Numerous calls were made over the police radio from officers. They wanted to know if they were allowed to fire their guns at the suspects. It is not known who gave the authorization, but officers were told they can fire back at the suspects.
Spike strips were laid out and at some point one of the pickup truck’s tires flattened. A short time later, a second tire was disabled.

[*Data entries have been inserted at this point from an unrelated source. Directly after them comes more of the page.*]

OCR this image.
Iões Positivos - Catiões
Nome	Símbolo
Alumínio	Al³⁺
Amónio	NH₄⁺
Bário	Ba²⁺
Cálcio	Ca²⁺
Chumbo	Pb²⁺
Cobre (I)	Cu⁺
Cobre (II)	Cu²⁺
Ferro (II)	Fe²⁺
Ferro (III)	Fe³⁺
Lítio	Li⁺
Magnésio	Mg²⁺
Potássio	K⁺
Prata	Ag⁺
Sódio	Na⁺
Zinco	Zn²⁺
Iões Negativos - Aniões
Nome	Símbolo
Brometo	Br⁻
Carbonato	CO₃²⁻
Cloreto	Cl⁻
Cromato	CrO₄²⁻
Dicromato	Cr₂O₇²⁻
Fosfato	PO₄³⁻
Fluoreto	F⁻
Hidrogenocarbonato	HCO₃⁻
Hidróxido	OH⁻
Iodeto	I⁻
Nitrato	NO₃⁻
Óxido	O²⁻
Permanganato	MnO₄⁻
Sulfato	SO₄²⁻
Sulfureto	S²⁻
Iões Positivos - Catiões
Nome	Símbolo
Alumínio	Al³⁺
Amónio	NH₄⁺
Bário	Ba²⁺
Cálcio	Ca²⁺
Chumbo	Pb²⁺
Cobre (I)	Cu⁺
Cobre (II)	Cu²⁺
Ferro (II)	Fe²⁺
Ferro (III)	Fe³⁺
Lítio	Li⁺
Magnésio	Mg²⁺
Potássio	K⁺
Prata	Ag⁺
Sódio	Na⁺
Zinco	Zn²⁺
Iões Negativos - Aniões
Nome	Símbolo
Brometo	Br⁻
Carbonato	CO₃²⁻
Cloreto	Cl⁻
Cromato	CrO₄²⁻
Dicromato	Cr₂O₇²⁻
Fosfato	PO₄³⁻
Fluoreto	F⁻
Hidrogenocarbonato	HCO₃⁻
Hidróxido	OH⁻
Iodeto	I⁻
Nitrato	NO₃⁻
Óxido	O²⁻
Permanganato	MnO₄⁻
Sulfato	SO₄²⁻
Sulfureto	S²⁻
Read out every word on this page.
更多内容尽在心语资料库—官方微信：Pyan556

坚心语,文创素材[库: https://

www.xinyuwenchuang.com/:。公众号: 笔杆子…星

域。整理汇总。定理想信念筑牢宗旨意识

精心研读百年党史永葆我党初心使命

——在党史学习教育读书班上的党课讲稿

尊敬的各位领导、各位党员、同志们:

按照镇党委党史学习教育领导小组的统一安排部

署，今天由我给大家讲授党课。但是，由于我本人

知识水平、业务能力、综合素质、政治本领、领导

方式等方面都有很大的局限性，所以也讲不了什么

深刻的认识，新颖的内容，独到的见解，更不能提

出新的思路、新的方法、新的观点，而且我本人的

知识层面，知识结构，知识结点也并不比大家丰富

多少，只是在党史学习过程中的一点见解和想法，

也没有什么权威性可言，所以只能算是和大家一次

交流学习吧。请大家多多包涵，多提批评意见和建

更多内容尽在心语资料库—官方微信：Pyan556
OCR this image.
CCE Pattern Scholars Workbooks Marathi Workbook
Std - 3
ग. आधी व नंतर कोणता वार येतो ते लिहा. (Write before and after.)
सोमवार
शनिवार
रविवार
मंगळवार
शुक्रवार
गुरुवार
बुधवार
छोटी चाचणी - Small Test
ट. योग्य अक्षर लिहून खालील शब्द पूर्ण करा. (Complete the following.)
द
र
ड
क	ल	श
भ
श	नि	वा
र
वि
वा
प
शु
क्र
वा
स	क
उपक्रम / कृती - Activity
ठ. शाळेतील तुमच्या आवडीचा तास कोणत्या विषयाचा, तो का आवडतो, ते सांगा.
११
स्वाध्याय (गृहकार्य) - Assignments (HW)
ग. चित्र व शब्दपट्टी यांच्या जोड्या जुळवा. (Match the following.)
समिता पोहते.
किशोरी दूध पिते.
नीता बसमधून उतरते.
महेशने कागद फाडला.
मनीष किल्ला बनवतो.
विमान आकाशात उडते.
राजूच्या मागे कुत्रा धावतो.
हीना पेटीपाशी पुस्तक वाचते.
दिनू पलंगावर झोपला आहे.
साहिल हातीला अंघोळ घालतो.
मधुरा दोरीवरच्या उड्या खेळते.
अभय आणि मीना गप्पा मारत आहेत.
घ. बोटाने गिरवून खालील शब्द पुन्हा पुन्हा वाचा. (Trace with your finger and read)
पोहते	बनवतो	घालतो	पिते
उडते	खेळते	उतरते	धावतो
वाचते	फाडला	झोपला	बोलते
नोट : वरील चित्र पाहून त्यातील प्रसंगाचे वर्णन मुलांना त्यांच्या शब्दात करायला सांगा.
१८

The suspect vehicle made it onto Hwy. 97, turning right and heading toward Vernon. Near Swan Lake, the truck pulled over and three suspects bailed from the vehicle.
Just minutes later, the Mounties had one woman and two men in custody. It was about 2:25 p.m., just shy of one hour since shots were fired at police in West Kelowna.
The female suspect was taken to hospital with undetermined injuries, according to a police statement.
A check from the police dispatcher revealed that no officers were injured during the ordeal.
Two hours after the incident, Superintendent Bill McKinnon announced that officers from the New Westminster Police Department were enroute to the Okanagan to begin a use-of-force investigation.
The criminal investigation will be handled by the Southeast District Major Crimes Unit.
Editor’s Note: Much of the above story includes unconfirmed reports.